When people think of improv, they go “That’s absolutely terrifying. How do you do that? You must be so nervous!”, and the answer is, I’m not, actually. I’m more nervous for a phone call with a client I’ve not met before than I am going on stage to improvise a comedy show. There are a few reasons for that. One is that I’ve practised. There’s no getting away from it: the more we do something, the more comfortable we are. That’s one part of it. The other part is, I know my teammates on stage have my back. Before shows we literally look each other in the eyes, touch each other on the back and say “I’ve got your back.” So, there’s support there. And the final thing is that I have a method, and so my focus can be on executing the process, rather than on the outcome. So I’m not worrying about whether the audience likes me, instead I’m thinking about my process: listening really well, calling out anything that’s unclear, and coming on with energy.

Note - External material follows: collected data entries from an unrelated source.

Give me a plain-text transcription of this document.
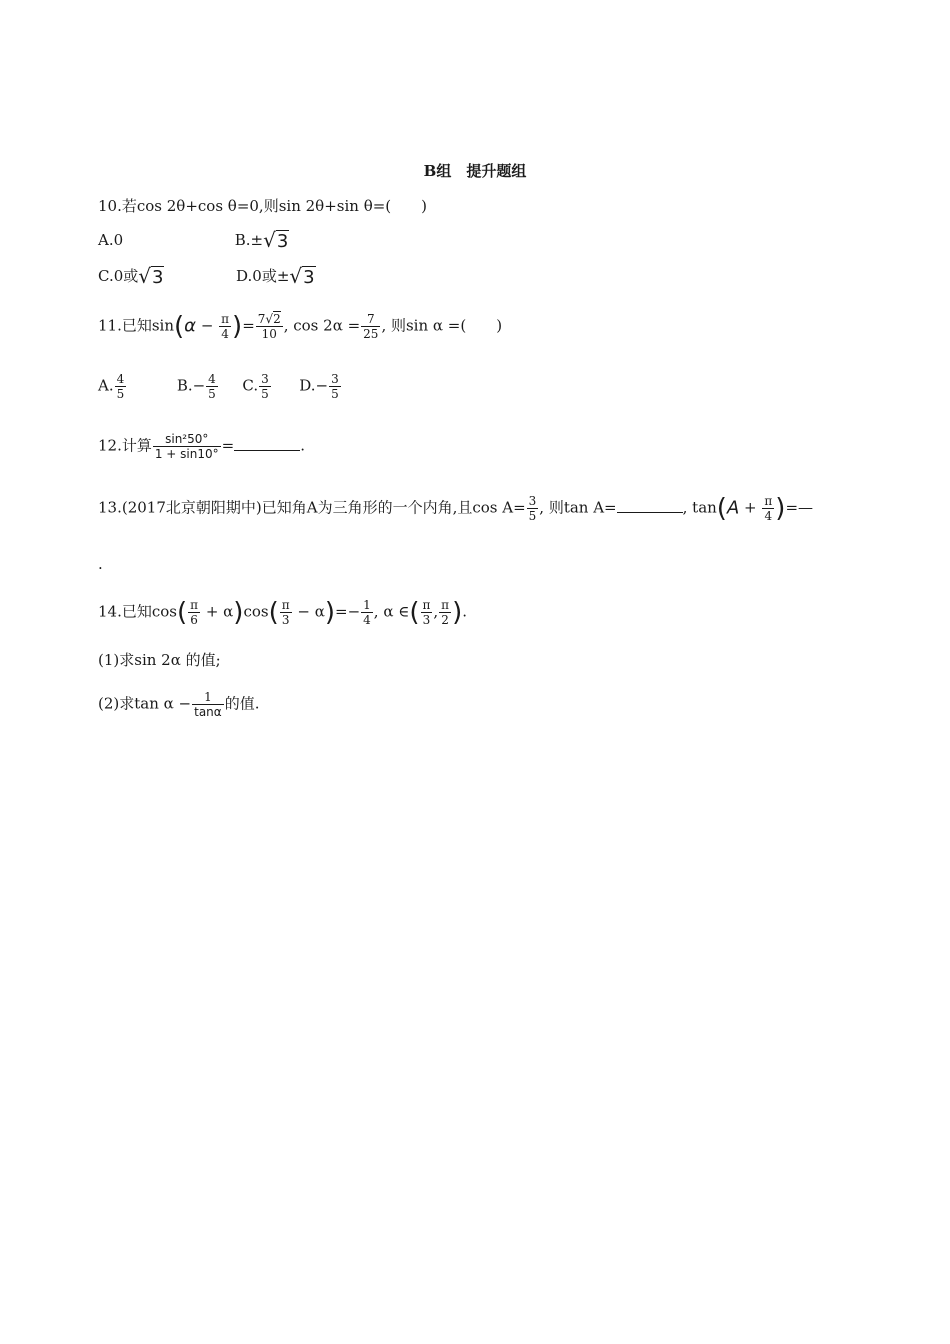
B组　提升题组
10.若cos 2θ+cos θ=0,则sin 2θ+sin θ=(　　)
A.0	B.±√3
C.0或√3	D.0或±√3
11.已知$\sin(\alpha - \frac{\pi}{4}$ )= $\frac{7√2}{10}$ , $\cos 2\alpha = \frac{7}{25}$ , 则sin α =(　　)
A. $\frac{4}{5}$	$B.- \frac{4}{5} C$. $\frac{3}{5} D.- \frac{3}{5}$
12.计算 $\frac{\text{sin²50°}}{1 + \sin 10^\circ}$ =	.
13.(2017北京朝阳期中)已知角A为三角形的一个内角,且$\cos A= \frac{3}{5}$ , 则tan A=	, $\tan(A + \frac{\pi}{4}$ )=—
.
14.已知$\cos( \frac{\pi}{6} + \alpha)\cos( \frac{\pi}{3} - \alpha)=- \frac{1}{4}$ , α ∈( $\frac{\pi}{3}$ , $\frac{\pi}{2}$ ).
(1)求sin 2α 的值;
(2)求$\tan \alpha - \frac{1}{\tan\alpha}$ 的值.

This same idea of focusing on the process can be mapped across to whatever we do in life. I’m a massive cricket fan, we’ve got the Indian test team over here at the moment, and a lot of what the coaches talk about is executing the skill, rather than worrying what’s going to happen if you get a nought. Really, the reason people get nervous about public speaking is we get lost in the outcome. We worry about what the audience are thinking, we think about the consequences of this for our career, and we lose sight of the process. If you can focus solely on the process it can really help you to control your nerves.
4 Key Takeaways
- Improv Enhances Essential Soft Skills: Improvisation can significantly boost creativity, listening, mental agility, spontaneity, and collaboration. These skills are invaluable not only on stage but also in everyday life and work environments.
- Improv Teaches Mental Agility: Improv teaches the importance of adaptability and dealing with change effectively. By practising improvisation, individuals learn to notice changes, let go of existing plans, and make new decisions quickly—skills that are crucial for both agility and innovation in the world of business.
- Improv Encourages Attentive Listening & Collaboration: True listening in improv involves being willing to be changed by what others say. This deep level of attentive listening enhances collaboration, fosters stronger connections, and leads to more effective brainstorming and problem-solving in the workplace.
- Improv Fosters More Positive & Creative Environments : The key improv principle of “Yes, and…” encourages acceptance of others’ ideas, fostering a positive and creative environment. This mindset is particularly useful in brainstorming sessions, helping teams generate a wealth of ideas and enhancing the overall creativity and productivity of the group.
Max Dickins is the Company Director and co-founder of Hoopla Business. His book, Improvise! Use the Secrets of Improv to Achieve Extraordinary Results at Work, is out now.